In reality, all I want to do is go to Expedia and purchase a two-week trip to Costa Rica.
See, everyone has his or her vice(s), and my vice is traveling. I'm not sure it would truly qualify as a vice except that international travel - which is what interests me - is extremely expensive (I don't care what people are saying about travel bargains - I don't see the concept reflected in international airfares). Trent and I both traveled a lot when we were younger, and I, especially, became addicted to it. I love it: I love meeting new people, trying new foods and activities, and immersing myself in a different culture. For some warped reason, I also like being out of my element, a fish out of water. It scares and thrills me. I thrive on these experiences.
Staying at home? It makes me feel all wilted inside. To me, a "staycation" is about as exciting as a plateful of Brussels sprouts.

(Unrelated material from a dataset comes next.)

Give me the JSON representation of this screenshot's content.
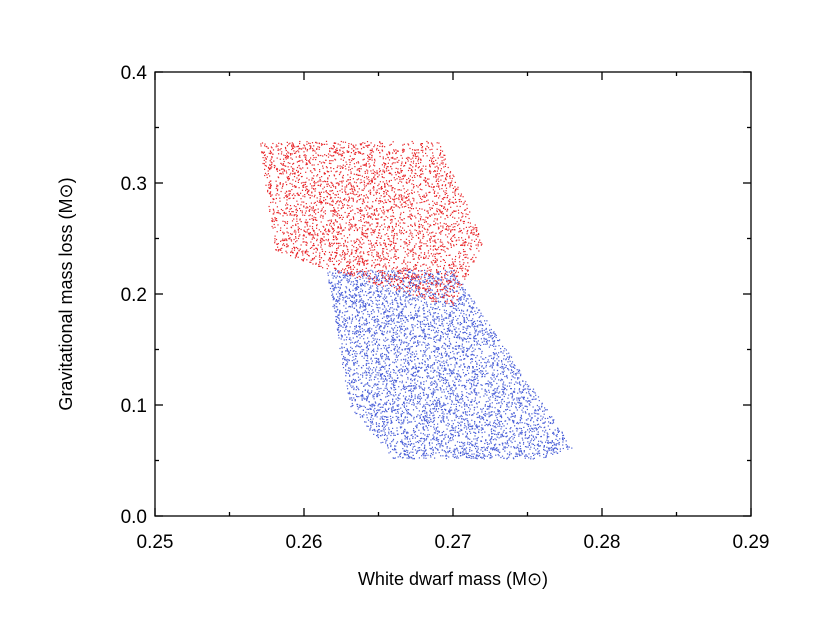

This is supposed to be the year we put ourselves on a short leash, the year we save and reduce debt and work and work and work. So far, so good. Our efforts are paying off. I can SEE our debt decreasing and I can SEE an increase in our savings, but this just makes the impulsive part of my brain shout, "HEY LOOK! You have some money! Don't you think you deserve a reward? A reward like a trip to Australia...or New Zealand...or Japan...or or or" and on and on, listing possibilities that we can't even remotely afford, even if we swim to these places and sleep in roach motels.
I really do understand what people are saying about making sacrifices now in order to ensure a comfortable future. I get it. On the flip side, I don't think the "You're only young once" argument is totally moot, either. When you're young, you're more likely to be healthy, and when you're healthy, travel is more enjoyable. When you're young, you might be more flexible about the quality of your accommodations. When you're young, perhaps you're a little less fearful (because to be honest, I, personally, have become a little more wary about my travel destinations with every passing year, especially now that I am a parent).
I can tell you that a lot of our credit card debt - the debt we're still paying off - accumulated as a result of some pretty fun vacations and adventures. Do I hate the debt? Yes. Do I regret any of my travel experiences? Absolutely not. To tell you the truth - and I know this may not be a very popular thing to say - they were worth every penny...and the interest, too.
That said, I have no desire to relapse into deep debt, so at this point, I am holding back. We have come a very long way in the last year, and I'm not going to deplete our savings or turn to my credit cards to fund a little getaway. Not right now. I need to look at this from a more long-term perspective. However, I also need to be realistic. There is absolutely. no. way. that we're not going to do some fun stuff, even as we are saving to sail. So my plan is this: once we pay off the credit card, we will save up for some sort of vacation - maybe not a jet-setting tour of Europe or Australia, but maybe we can find a good deal on something a little closer to home (in reality, Costa Rica isn't that far away, and it's supposed to be fairly inexpensive). Not only is that an incentive to keep paying down debt, but just the thought of such a possibility on the horizon may be enough to keep me out of the loony bin.